Saying goodbye to Halifax, for now.

Long-distance love
Mark Maryanovich
Tanya Davis is a poet and performer who loves Halifax and had to leave for awhile. She is currently in Montréal working on a manuscript and wondering what’s next.

Halifax is my partner and we are having an open relationship, and also a long-distance one. So, we have odds stacked against us. But such is love.
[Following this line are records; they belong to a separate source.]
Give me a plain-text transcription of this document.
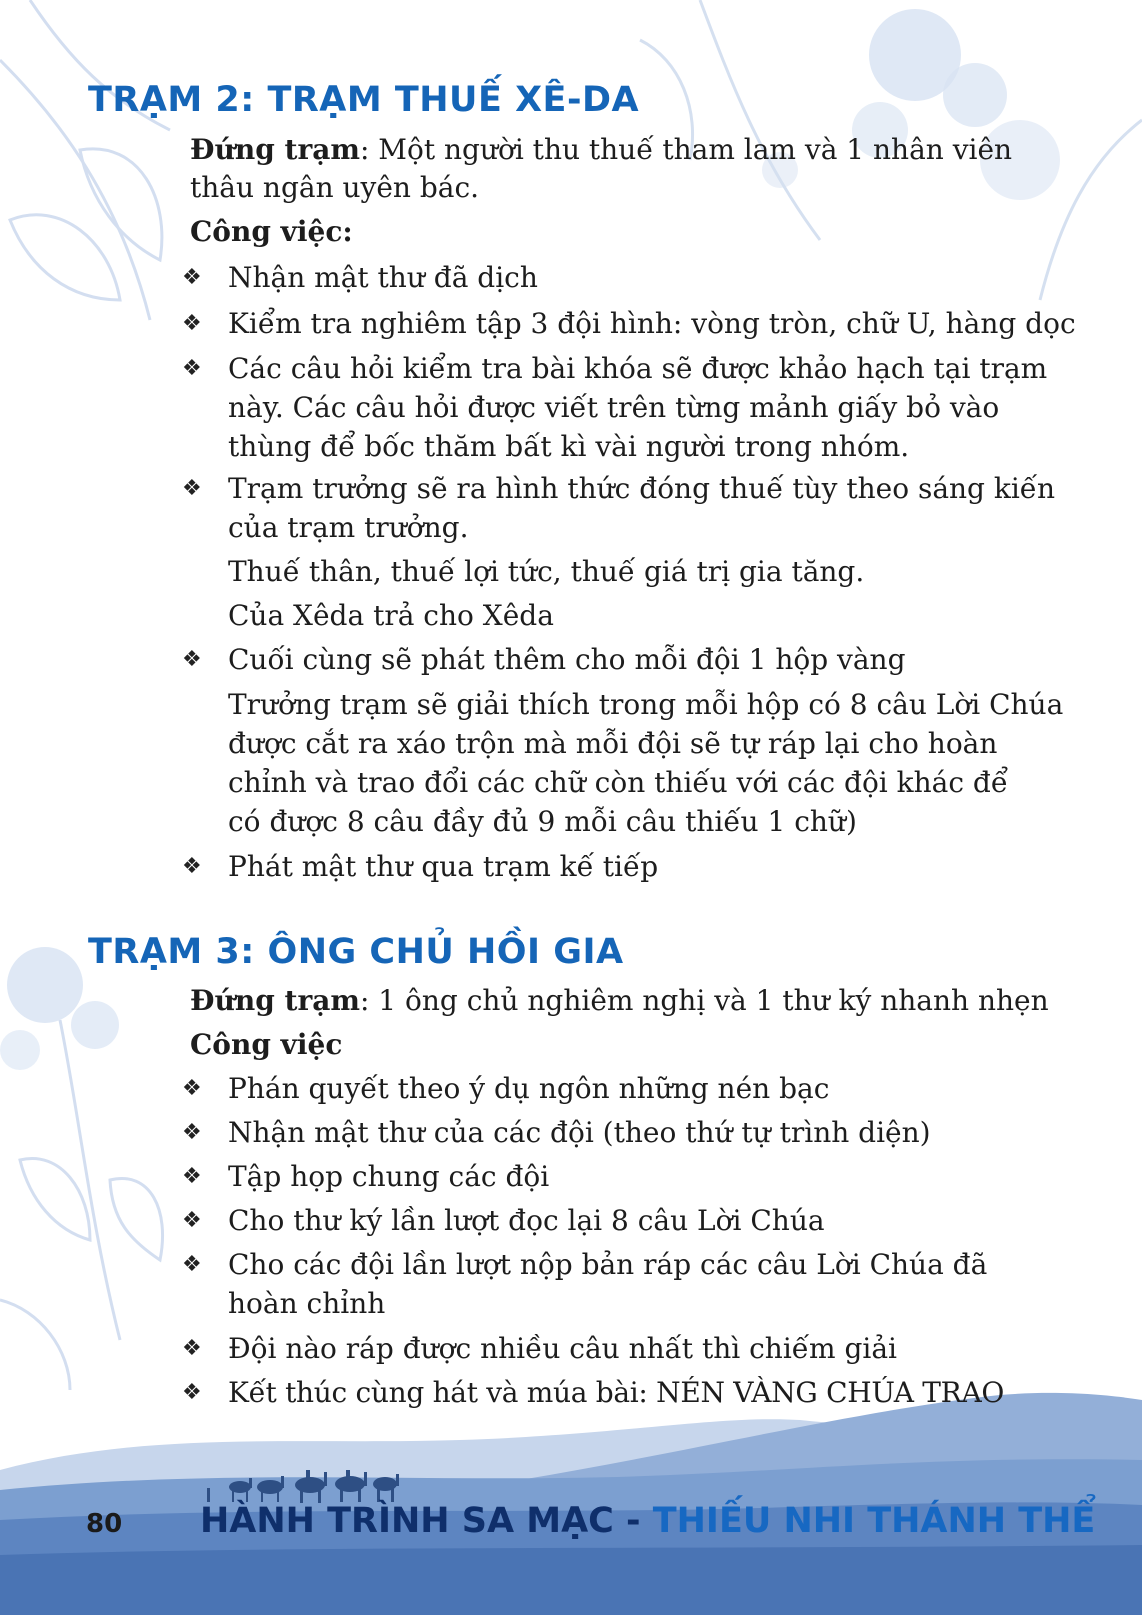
TRẠM 2: TRẠM THUẾ XÊ-DA
Đứng trạm: Một người thu thuế tham lam và 1 nhân viên
thâu ngân uyên bác.
Công việc:
❖ Nhận mật thư đã dịch
❖ Kiểm tra nghiêm tập 3 đội hình: vòng tròn, chữ U, hàng dọc
❖ Các câu hỏi kiểm tra bài khóa sẽ được khảo hạch tại trạm
này. Các câu hỏi được viết trên từng mảnh giấy bỏ vào
thùng để bốc thăm bất kì vài người trong nhóm.
❖ Trạm trưởng sẽ ra hình thức đóng thuế tùy theo sáng kiến
của trạm trưởng.
Thuế thân, thuế lợi tức, thuế giá trị gia tăng.
Của Xêda trả cho Xêda
❖ Cuối cùng sẽ phát thêm cho mỗi đội 1 hộp vàng
Trưởng trạm sẽ giải thích trong mỗi hộp có 8 câu Lời Chúa
được cắt ra xáo trộn mà mỗi đội sẽ tự ráp lại cho hoàn
chỉnh và trao đổi các chữ còn thiếu với các đội khác để
có được 8 câu đầy đủ 9 mỗi câu thiếu 1 chữ)
❖ Phát mật thư qua trạm kế tiếp
TRẠM 3: ÔNG CHỦ HỒI GIA
Đứng trạm: 1 ông chủ nghiêm nghị và 1 thư ký nhanh nhẹn
Công việc
❖ Phán quyết theo ý dụ ngôn những nén bạc
❖ Nhận mật thư của các đội (theo thứ tự trình diện)
❖ Tập họp chung các đội
❖ Cho thư ký lần lượt đọc lại 8 câu Lời Chúa
❖ Cho các đội lần lượt nộp bản ráp các câu Lời Chúa đã
hoàn chỉnh
❖ Đội nào ráp được nhiều câu nhất thì chiếm giải
❖ Kết thúc cùng hát và múa bài: NÉN VÀNG CHÚA TRAO
80 HÀNH TRÌNH SA MẠC - THIẾU NHI THÁNH THỂ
I moved in when I was a tiny child, wide-eyed. I wanted to be an artist and Halifax said, “Come.” They said, “There is music here beside the ocean, plus the music of the ocean, not to mention berries.” I was curious if Halifax was home to open minds as well. I leapt and landed in a house full of strangers, from where I would begin my adventures as new kid on the block, new fish in the pond, blue-ish and timid but curious of what would come. I was a moody lover then, or else I always am, but Halifax didn’t mind. They urged me to get up early, embrace the mornings, when the fog was burning off and the salt air was spacious and charged.

I learned that Halifax, with all its maritime charisma, can also be pompous. For instance, they shoot fake cannons every day at lunchtime, whether or not we need it. And, let’s be honest, who does? There are other ways to tell us of the time—bells, for instance, clocks, less aggressive noises that don’t scare birds off. But Halifax likes to play war even though peace is what we’re after. They have toy statues glorifying racist invaders and they keep them in plain sight, so we can’t un-see them. Halifax has mediocre fashion, too, which I can look past except when it blocks my view. They replace heirlooms with convenience, trade vintage for overstated glass and drudging tones of grey.
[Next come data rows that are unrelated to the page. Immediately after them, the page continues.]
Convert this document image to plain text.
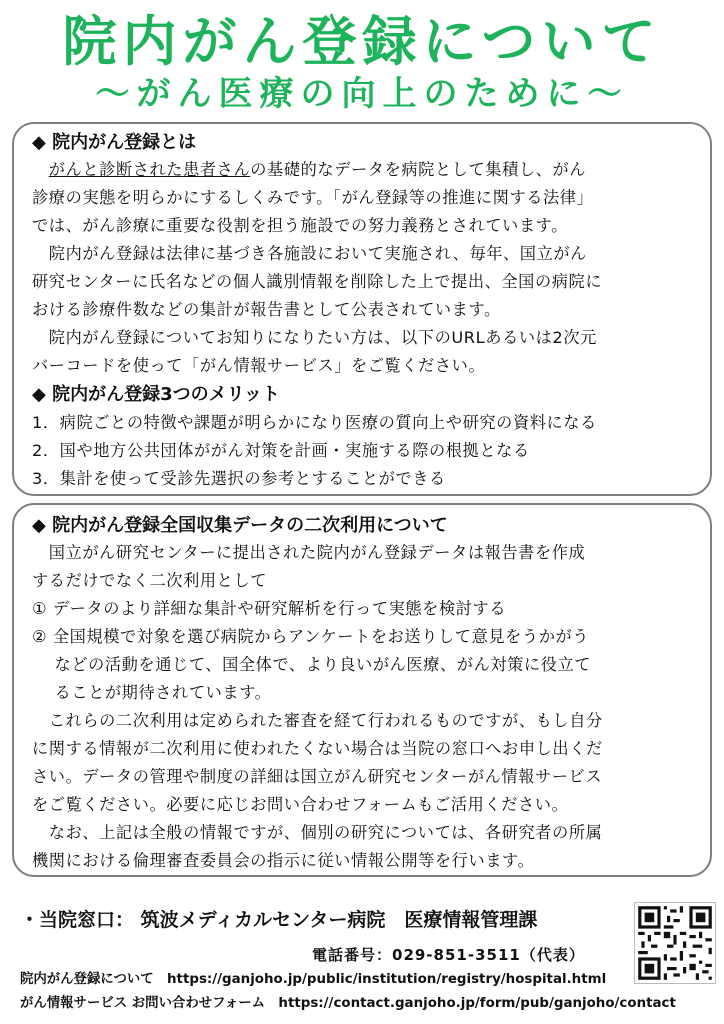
院内がん登録について
～がん医療の向上のために～
◆ 院内がん登録とは
　がんと診断された患者さんの基礎的なデータを病院として集積し、がん
診療の実態を明らかにするしくみです。「がん登録等の推進に関する法律」
では、がん診療に重要な役割を担う施設での努力義務とされています。
　院内がん登録は法律に基づき各施設において実施され、毎年、国立がん
研究センターに氏名などの個人識別情報を削除した上で提出、全国の病院に
おける診療件数などの集計が報告書として公表されています。
　院内がん登録についてお知りになりたい方は、以下のURLあるいは2次元
バーコードを使って「がん情報サービス」をご覧ください。
◆ 院内がん登録3つのメリット
1．病院ごとの特徴や課題が明らかになり医療の質向上や研究の資料になる
2．国や地方公共団体ががん対策を計画・実施する際の根拠となる
3．集計を使って受診先選択の参考とすることができる
◆ 院内がん登録全国収集データの二次利用について
　国立がん研究センターに提出された院内がん登録データは報告書を作成
するだけでなく二次利用として
① データのより詳細な集計や研究解析を行って実態を検討する
② 全国規模で対象を選び病院からアンケートをお送りして意見をうかがう
　 などの活動を通じて、国全体で、より良いがん医療、がん対策に役立て
　 ることが期待されています。
　これらの二次利用は定められた審査を経て行われるものですが、もし自分
に関する情報が二次利用に使われたくない場合は当院の窓口へお申し出くだ
さい。データの管理や制度の詳細は国立がん研究センターがん情報サービス
をご覧ください。必要に応じお問い合わせフォームもご活用ください。
　なお、上記は全般の情報ですが、個別の研究については、各研究者の所属
機関における倫理審査委員会の指示に従い情報公開等を行います。
・当院窓口： 筑波メディカルセンター病院　医療情報管理課
電話番号：029-851-3511（代表）
院内がん登録について　https://ganjoho.jp/public/institution/registry/hospital.html
がん情報サービス お問い合わせフォーム　https://contact.ganjoho.jp/form/pub/ganjoho/contact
Still, I fell in love, bartering faults for fancy. It was easy. When they whispered of the water in the forest, I thought it sounded like a story. And it was, but I was in it. They said I could be whoever I wanted. They took me to parties where people danced so dirty I thought I was Baby escaping the corner. They flirted, incessantly, with that small-town charm, fed me colourful vegetables straight from the fields; they held my hand at the top of the hill while we watched the horizon ongoing.
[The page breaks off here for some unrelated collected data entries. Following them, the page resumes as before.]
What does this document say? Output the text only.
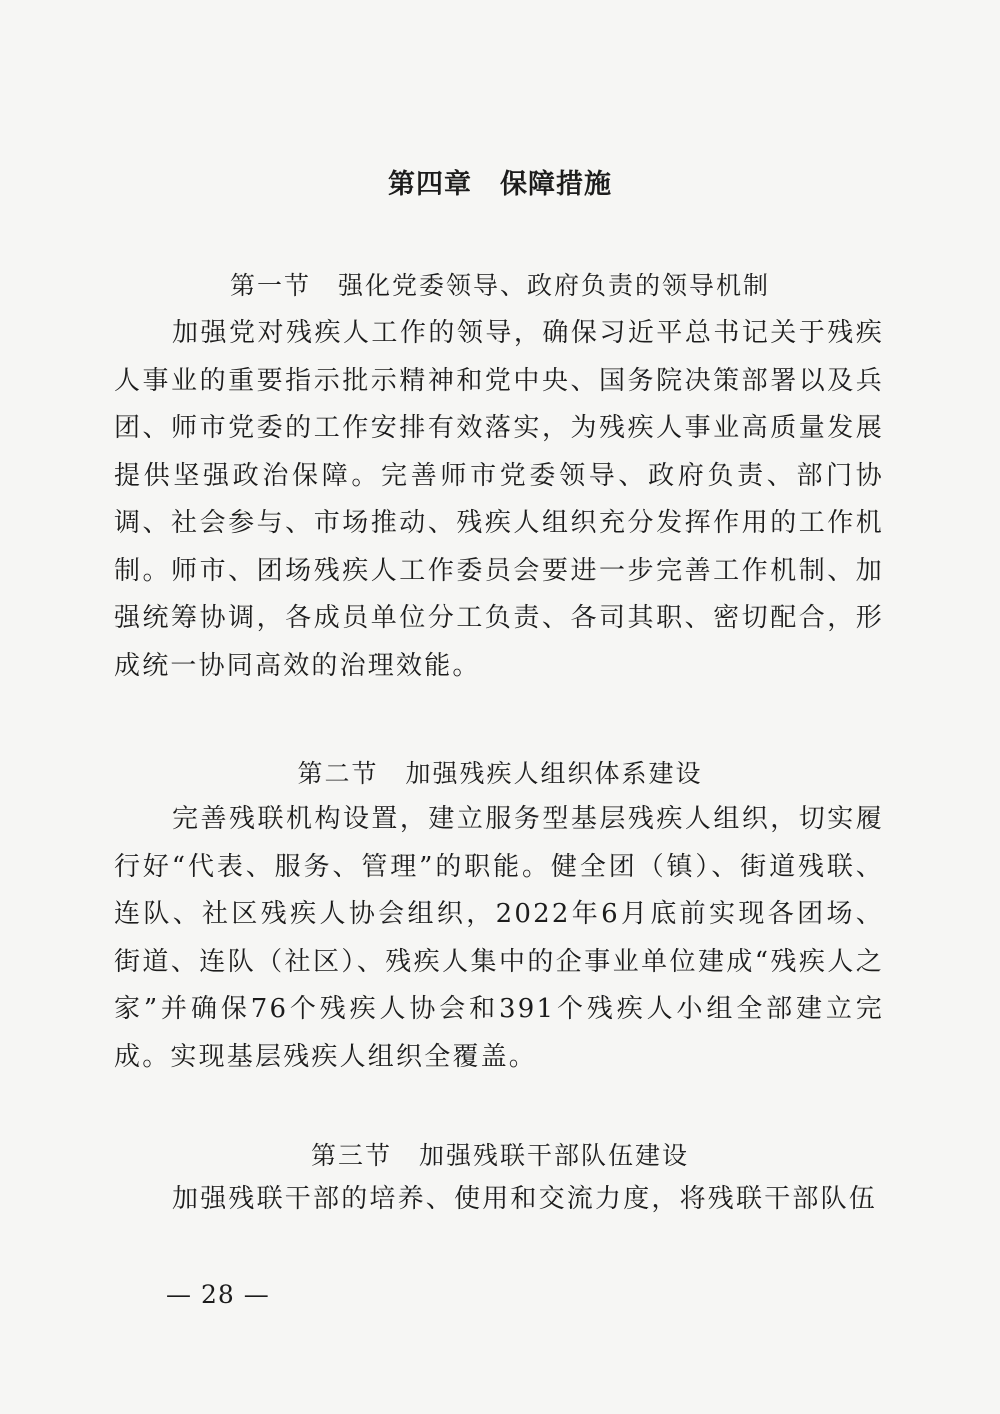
第四章　保障措施
第一节　强化党委领导、政府负责的领导机制

加强党对残疾人工作的领导，确保习近平总书记关于残疾人事业的重要指示批示精神和党中央、国务院决策部署以及兵团、师市党委的工作安排有效落实，为残疾人事业高质量发展提供坚强政治保障。完善师市党委领导、政府负责、部门协调、社会参与、市场推动、残疾人组织充分发挥作用的工作机制。师市、团场残疾人工作委员会要进一步完善工作机制、加强统筹协调，各成员单位分工负责、各司其职、密切配合，形成统一协同高效的治理效能。

第二节　加强残疾人组织体系建设

完善残联机构设置，建立服务型基层残疾人组织，切实履行好“代表、服务、管理”的职能。健全团（镇）、街道残联、连队、社区残疾人协会组织，2022年6月底前实现各团场、街道、连队（社区）、残疾人集中的企事业单位建成“残疾人之家”并确保76个残疾人协会和391个残疾人小组全部建立完成。实现基层残疾人组织全覆盖。

第三节　加强残联干部队伍建设

加强残联干部的培养、使用和交流力度，将残联干部队伍

— 28 —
But then there was a storm and I lost all of my power. Halifax tried to make me feel better. There was the soothing of the ever-changing ocean; there were the familial feelings and the comfort of the eastern sun. But I had an intuition of the upsets and the wonders of a courtship still to come. I told them I had to go, for now; I cried, they held me. Before I left we professed our love and toasted the function of change. We went to the beach, the jazz festival, the market. We lingered long over Java Blend coffee and we had many last suppers. I told Halifax I’d pine from Montréal, where I would practice my French and write words enough to one day fuel a returning train.

Like any leap taken, this one leaves me lonely, uncertain. I am checking Halifax’s newsfeed too often, liking all the pictures. I want them to visit, and I want to come home, not yet, but when it’s time. Until then, I’ll do what I can to keep a long-distance, deep-reaching romance alive.